Molte volte ci si addentra in analisi tecnico-tattiche per analizzare le partite, soprattutto quando la capolista incappa in una sconfitta pesante come quella di oggi pomeriggio. Un 3-0 netto, che poteva essere addirittura più ampio sebbene ci sia da capire dove iniziano i meriti del Monza e dove finiscono i demeriti di una Salernitana che è scesa in campo con eccessivo timore reverenziale. Manco affrontasse il Real Madrid. Oggi, però, non c'è disamina che tenga: semplicemente erano più forti, quasi fuori categoria quando giocano così. E il fatto che Balotelli, autore del gol del vantaggio, sia quello che forse ha avuto il voto più basso, fa capire quanto oggi i ragazzi di Brocchi siano stati impeccabili. Non ce la sentiamo nemmeno di colpevolizzare più di tanto Anderson: questa Salernitana, contro questo Monza, presumibilmente avrebbe perso anche se si fosse andati sull'1-1. Si poteva prendere il volo in classifica (si spera con un aereo senza simboli laziali, stasera altro durissimo comunicato della curva per quello che è stato, obiettivamente, un autogol), si torna sulla terra ma con uno sguardo al futuro che induce ad essere ottimisti. Lecce e Cittadella si sono divise la posta in palio (una vittoria in due mesi per i giallorossi), la Spal ha preso tre gol in casa, l'Empoli ha sofferto tantissimo contro l'Ascoli e si tiene stretto un punto immeritato, il vantaggio sulla nona (e sulla quintultima) resta considerevole e, guardando la rosa, si può già parlare di un miracolo. Alzi la mano chi avrebbe pensato di festeggiare il Natale e il Capodanno da primi della classe con 6/11 retrocessi un anno e mezzo fa, con Kupisz e Schiavone che non erano titolari in C, l'assenza di una alternativa alla coppia d'attacco titolare e con Lombardi purtroppo in infermeria. Tanta roba, davvero. E l'artefice principale si chiama Fabrizio Castori, allenatore che - a differenza dei suoi predecessori - ha intuito quali fossero pregi e soprattutto difetti della rosa senza chiedere cose che...non sono in grado di fare. Lo chiamano cinismo, è invece organizzazione. Si parla di non gioco, è invece l'unica identità possibile per una squadra qualititivamente non eccelsa ma che, ad oggi, ha fatto meglio  di tutti e che avrebbe preso il largo se non si trovasse nella B più difficile degli ultimi 10 anni.
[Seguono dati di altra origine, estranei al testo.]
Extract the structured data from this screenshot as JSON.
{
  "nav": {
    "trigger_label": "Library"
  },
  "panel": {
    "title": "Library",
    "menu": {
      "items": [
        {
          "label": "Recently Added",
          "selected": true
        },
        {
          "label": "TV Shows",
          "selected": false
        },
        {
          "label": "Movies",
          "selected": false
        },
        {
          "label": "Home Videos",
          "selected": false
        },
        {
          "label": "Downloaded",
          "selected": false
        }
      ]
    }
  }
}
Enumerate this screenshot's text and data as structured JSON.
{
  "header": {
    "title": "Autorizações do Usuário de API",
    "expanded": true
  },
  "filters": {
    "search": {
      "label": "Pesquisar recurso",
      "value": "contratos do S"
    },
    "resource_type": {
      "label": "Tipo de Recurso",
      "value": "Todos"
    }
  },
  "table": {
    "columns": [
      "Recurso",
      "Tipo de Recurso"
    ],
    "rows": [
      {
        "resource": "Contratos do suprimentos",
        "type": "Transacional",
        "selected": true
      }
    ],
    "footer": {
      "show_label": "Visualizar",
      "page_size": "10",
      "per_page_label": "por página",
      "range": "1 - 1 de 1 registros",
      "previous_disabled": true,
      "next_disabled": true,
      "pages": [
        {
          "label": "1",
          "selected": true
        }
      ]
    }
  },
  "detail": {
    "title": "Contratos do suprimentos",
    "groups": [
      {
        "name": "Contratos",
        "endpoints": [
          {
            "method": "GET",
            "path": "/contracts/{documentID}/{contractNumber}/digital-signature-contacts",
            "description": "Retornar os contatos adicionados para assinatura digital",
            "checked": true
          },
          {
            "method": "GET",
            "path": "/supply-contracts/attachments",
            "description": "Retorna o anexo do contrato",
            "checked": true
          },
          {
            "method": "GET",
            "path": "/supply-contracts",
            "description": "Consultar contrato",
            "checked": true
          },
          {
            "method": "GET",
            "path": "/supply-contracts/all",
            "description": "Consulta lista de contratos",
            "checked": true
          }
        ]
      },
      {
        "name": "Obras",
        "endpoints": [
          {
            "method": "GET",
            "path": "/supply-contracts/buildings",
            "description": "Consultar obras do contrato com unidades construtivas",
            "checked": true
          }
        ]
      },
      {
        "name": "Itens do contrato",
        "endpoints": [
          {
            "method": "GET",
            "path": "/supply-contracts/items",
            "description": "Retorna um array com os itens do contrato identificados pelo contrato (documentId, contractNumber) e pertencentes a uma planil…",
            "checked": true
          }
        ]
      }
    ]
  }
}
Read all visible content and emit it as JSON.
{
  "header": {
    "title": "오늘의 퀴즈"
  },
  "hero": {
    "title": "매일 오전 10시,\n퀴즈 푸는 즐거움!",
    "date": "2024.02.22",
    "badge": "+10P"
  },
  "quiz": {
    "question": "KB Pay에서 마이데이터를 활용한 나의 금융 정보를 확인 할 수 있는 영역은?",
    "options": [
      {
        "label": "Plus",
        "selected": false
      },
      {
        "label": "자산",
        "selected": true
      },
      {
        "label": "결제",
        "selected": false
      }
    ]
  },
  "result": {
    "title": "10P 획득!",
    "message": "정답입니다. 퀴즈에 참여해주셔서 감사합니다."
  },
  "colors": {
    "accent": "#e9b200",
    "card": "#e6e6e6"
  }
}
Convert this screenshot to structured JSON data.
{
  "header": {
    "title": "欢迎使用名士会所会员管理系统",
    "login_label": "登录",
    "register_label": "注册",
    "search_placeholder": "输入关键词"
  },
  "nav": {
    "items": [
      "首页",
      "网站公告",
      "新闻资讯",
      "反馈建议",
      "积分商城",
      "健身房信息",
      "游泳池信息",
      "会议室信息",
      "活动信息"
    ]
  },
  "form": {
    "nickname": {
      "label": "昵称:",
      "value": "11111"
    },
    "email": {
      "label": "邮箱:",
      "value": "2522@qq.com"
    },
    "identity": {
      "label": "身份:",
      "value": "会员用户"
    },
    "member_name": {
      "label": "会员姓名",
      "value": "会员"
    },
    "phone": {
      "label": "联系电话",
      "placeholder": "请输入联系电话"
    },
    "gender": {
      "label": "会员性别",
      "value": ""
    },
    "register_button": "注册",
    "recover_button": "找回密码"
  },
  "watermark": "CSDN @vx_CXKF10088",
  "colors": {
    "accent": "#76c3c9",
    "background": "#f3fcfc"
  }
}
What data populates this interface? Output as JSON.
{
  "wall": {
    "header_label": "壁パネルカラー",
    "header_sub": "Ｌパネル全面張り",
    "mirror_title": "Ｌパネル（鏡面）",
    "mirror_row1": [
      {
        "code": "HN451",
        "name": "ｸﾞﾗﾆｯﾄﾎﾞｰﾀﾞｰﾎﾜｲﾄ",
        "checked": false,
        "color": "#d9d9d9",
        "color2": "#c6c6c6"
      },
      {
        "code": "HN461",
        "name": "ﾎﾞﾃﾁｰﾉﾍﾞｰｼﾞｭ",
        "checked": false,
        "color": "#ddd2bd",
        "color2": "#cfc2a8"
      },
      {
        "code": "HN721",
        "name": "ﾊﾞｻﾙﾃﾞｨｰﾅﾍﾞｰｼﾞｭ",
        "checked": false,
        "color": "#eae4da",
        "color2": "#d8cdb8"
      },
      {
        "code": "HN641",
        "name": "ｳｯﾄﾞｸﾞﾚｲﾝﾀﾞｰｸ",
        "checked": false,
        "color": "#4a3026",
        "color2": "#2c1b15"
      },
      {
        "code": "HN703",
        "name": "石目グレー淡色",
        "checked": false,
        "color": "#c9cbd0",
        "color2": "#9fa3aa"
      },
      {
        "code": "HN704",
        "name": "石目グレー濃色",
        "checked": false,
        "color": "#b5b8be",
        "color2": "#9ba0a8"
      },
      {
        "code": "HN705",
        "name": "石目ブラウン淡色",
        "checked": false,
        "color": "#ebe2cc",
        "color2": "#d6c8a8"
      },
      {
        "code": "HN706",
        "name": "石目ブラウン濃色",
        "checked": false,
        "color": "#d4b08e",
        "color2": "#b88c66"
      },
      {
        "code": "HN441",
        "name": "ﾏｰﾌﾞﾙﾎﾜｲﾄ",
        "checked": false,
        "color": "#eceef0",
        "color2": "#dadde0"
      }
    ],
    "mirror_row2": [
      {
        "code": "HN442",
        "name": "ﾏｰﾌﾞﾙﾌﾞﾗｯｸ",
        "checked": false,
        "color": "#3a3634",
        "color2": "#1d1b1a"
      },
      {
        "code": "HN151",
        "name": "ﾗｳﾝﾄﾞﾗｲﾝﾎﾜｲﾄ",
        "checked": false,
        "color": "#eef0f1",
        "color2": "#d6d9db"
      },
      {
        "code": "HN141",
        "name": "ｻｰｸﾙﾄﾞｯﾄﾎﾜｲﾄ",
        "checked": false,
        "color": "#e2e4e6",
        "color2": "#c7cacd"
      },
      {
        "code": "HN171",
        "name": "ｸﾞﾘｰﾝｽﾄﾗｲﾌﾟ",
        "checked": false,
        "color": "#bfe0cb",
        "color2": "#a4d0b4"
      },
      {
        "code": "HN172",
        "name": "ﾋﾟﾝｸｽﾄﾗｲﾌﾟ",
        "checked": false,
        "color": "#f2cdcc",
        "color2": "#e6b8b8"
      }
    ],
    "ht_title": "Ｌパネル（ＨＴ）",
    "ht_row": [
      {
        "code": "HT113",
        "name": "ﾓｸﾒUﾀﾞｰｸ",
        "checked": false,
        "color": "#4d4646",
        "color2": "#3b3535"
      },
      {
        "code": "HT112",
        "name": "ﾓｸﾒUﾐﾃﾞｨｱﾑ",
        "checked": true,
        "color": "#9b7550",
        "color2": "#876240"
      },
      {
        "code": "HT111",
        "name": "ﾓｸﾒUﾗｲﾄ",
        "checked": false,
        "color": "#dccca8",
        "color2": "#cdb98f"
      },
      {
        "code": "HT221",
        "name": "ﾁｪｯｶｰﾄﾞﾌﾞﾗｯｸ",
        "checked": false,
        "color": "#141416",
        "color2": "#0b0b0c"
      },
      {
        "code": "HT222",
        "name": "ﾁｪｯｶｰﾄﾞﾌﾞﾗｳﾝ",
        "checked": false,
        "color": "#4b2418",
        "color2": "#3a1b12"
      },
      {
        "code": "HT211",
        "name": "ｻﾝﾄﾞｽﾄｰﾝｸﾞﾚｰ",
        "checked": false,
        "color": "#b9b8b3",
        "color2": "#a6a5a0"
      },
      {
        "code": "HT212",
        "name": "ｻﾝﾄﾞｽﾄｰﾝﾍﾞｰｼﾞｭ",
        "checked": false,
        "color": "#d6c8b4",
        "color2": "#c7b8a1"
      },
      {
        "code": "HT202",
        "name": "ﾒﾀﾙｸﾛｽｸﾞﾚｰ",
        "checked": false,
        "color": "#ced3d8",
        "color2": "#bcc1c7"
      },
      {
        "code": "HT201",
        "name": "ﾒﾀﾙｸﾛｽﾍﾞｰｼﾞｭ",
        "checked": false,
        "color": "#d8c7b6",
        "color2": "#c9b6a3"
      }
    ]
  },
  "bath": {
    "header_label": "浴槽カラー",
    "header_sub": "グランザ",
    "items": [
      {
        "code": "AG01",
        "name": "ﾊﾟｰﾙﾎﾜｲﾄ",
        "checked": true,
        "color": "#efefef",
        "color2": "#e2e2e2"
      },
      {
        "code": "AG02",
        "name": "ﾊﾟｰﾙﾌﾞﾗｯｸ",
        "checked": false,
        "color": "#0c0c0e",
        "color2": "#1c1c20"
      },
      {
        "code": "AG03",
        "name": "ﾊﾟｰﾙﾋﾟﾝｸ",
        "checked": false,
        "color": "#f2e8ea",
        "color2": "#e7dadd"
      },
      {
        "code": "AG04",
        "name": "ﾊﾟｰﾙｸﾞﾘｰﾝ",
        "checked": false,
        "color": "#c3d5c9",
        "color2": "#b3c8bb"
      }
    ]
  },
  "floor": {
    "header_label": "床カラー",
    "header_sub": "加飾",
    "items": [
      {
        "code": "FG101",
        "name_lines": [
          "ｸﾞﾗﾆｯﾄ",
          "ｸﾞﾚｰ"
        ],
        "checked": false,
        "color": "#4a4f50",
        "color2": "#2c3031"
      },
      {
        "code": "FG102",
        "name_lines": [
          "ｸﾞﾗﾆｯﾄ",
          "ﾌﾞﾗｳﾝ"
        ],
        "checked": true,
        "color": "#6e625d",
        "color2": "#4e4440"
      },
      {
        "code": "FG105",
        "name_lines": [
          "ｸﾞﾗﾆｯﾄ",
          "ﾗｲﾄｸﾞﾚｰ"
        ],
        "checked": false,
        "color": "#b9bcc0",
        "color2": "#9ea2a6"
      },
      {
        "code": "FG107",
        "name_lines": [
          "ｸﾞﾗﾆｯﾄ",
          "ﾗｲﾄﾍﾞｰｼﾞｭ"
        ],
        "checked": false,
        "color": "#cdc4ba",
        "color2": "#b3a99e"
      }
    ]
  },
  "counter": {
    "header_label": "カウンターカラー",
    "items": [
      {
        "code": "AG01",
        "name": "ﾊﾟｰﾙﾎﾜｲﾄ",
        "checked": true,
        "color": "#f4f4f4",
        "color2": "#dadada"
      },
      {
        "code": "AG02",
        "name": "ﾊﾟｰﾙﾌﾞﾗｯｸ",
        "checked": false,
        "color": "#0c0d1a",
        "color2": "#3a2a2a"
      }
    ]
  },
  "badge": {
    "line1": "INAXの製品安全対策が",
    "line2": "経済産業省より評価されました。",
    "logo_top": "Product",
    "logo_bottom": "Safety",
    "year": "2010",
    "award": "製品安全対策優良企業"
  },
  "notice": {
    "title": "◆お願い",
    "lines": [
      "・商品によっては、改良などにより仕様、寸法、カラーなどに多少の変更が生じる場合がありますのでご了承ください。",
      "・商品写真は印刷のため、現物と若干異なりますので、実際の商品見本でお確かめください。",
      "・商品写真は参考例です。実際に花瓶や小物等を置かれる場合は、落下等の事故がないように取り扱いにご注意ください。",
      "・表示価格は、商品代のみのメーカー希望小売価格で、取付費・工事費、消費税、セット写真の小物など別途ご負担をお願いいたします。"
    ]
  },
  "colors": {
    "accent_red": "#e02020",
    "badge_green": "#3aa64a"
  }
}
Proviamo a vederla così, per digerire meglio l'amaro tris del Monza di Galliani: chiudere l'anno da primi in classifica ma con una scoppola permetterà di lottare ancora per la promozione e obbligherà la società a mettere mano al portafoglio. Paradossalmente un risultato positivo contro una squadra destinata al salto di categoria ci avrebbe fatto leggere dichiarazioni del tipo "i rinforzi li abbiamo in casa" e "non c'è bisogno di altro". Invece lo scenario è chiaro: occorrono un terzino destro che si giochi il posto con Casasola, un esterno sinistro titolare, almeno un centrocampista e un attaccante di categoria che metta fiato sul collo a Tutino, purtroppo ad oggi non decisivo negli scontri diretti. Da valutare anche le partenze. Baraye va considerato già un ex granata, uno tra Gondo e Giannetti saluterà la compagnia, si cercano acquirenti per Karo, Veseli, Antonucci, forse Cicerelli. In attesa di Lombardi che, se in forma, sarebbe l'acquisto top per il girone di ritorno. Intanto buon Capodanno da capolista a tutti. Peccato per questo clima di crescente tensione, simile a quello che si respirava tra agosto e settembre. Sperare che si remi nella medesima direzione è utopia: ormai il partito è tra "gufi" e "collusi", con un tutti contro tutti che rende meno incisiva anche la legittima contestazione degli ultras alimentato da improvvisati editorialisti e opinionisti che, oggi, dovrebbero solo spiegare che fine abbia fatto Della Valle e fare un applauso a questa Salernitana. Brutta, sporca e cattiva.